We could simply alert on static thresholds. For example, notify when the file system is more than 90% full. But sometimes 90% disk usage is a desired state. For example, if our volume is very large. (e.g. 10% of 10TB would still be 1TB free, who wants to waste that space?) So it is better to write queries based on predictions. Say, a query that tells me that my disk will be full within the next 24 hours if the growth rate is the same as the last 6 hours.
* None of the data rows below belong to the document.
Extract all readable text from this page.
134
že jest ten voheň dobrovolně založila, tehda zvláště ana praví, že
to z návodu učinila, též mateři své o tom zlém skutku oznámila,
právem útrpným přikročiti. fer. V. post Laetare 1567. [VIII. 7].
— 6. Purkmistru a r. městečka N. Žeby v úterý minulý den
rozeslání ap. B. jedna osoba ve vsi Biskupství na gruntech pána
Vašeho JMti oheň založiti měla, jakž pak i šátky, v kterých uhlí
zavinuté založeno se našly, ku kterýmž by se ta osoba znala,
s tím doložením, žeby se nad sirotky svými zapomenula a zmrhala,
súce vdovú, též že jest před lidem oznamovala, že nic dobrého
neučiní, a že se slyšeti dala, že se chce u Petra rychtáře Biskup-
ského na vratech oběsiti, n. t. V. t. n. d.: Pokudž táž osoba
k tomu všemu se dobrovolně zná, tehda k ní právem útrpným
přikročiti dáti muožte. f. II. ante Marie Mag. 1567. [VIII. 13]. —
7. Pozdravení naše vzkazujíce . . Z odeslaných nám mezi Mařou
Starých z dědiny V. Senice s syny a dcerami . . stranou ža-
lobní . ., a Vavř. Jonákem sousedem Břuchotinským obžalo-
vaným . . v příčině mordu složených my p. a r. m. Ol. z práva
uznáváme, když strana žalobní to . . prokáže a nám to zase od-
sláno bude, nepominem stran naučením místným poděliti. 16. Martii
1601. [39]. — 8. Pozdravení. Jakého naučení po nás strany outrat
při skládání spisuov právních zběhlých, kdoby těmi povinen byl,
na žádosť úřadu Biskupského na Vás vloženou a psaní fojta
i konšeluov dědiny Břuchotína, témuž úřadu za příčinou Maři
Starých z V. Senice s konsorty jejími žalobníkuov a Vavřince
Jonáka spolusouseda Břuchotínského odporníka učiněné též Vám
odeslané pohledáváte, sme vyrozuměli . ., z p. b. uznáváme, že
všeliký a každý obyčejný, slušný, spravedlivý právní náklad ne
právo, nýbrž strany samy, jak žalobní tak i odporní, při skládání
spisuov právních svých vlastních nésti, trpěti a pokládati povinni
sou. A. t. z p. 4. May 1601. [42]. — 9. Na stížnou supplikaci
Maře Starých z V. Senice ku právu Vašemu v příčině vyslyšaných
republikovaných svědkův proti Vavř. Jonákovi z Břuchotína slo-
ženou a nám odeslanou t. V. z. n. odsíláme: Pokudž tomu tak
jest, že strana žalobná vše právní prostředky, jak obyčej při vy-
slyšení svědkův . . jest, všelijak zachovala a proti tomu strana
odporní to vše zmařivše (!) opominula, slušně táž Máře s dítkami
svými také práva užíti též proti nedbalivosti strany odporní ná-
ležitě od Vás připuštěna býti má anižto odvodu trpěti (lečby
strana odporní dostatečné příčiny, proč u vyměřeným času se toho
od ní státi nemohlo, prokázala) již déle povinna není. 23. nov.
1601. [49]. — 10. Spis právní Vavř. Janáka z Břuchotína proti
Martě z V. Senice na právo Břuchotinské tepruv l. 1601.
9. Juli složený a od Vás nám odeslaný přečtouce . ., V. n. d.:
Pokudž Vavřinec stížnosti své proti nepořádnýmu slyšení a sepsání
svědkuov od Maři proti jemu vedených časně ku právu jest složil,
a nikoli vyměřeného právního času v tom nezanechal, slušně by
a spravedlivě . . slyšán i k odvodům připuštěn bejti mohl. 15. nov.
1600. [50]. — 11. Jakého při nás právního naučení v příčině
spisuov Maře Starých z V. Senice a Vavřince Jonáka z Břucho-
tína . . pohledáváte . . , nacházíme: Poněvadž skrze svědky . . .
Let’s write a query, that exactly makes such predictions:

  • Find a metric that displays you the available disk space on filesystem mounted on /
  • Use a function that allows you to predict when the filesystem will be full in 4 hours
  • Predict the usage linearly based on the growth over the last 1 hour
Hints

Expression

predict_linear(node_filesystem_avail_bytes{mountpoint="/",instance="prometheus-training.balgroupit.com:9100"}[1h], 3600 * 4) < 0

Explanation: based on data over the last 1h, the disk will be < 0 bytes in 3600 * 4 seconds. The query will return no data because the file system will not be full in the next 4 hours. You can check how much disk space will be available in 4 hours by removing the < 0 part.

predict_linear(node_filesystem_avail_bytes{mountpoint="/",instance="prometheus-training.balgroupit.com:9100"}[1h], 3600 * 4)

Task 2.3.10: Many-to-one vector matches (optional)

Prometheus provides built-in metrics that can be used to correlate their values with metrics exposed by your exporters. One such metric is date(). Prometheus also allows you to add more labels from different metrics if you can correlate both metrics by labels. See Many-to-one and one-to-many vector matches for more examples.

Write a query that answers the following questions:

  • What is the uptime of the server in minutes?
  • Which kernel is currently active?
Hints

Expression

(
  (
    time() - node_boot_time_seconds{instance="prometheus-training.balgroupit.com:9100"}
  ) / 60
)
* on(instance) group_left(release) node_uname_info
  • time(): Use the current UNIX Epoch time
  • node_boot_time_seconds: Returns the UNIX epoch time at which the VM was started
  • on(instance) group_left(release) node_uname_info: Group your metrics result with the metric node_uname_info which contains information about your kernel in the release label.

Alternative solution with group_right instead of group_left would be:

node_uname_info{instance="prometheus-training.balgroupit.com:9100"} * on(instance) group_right(release)
(
  (
    time() - node_boot_time_seconds
  ) / 60
)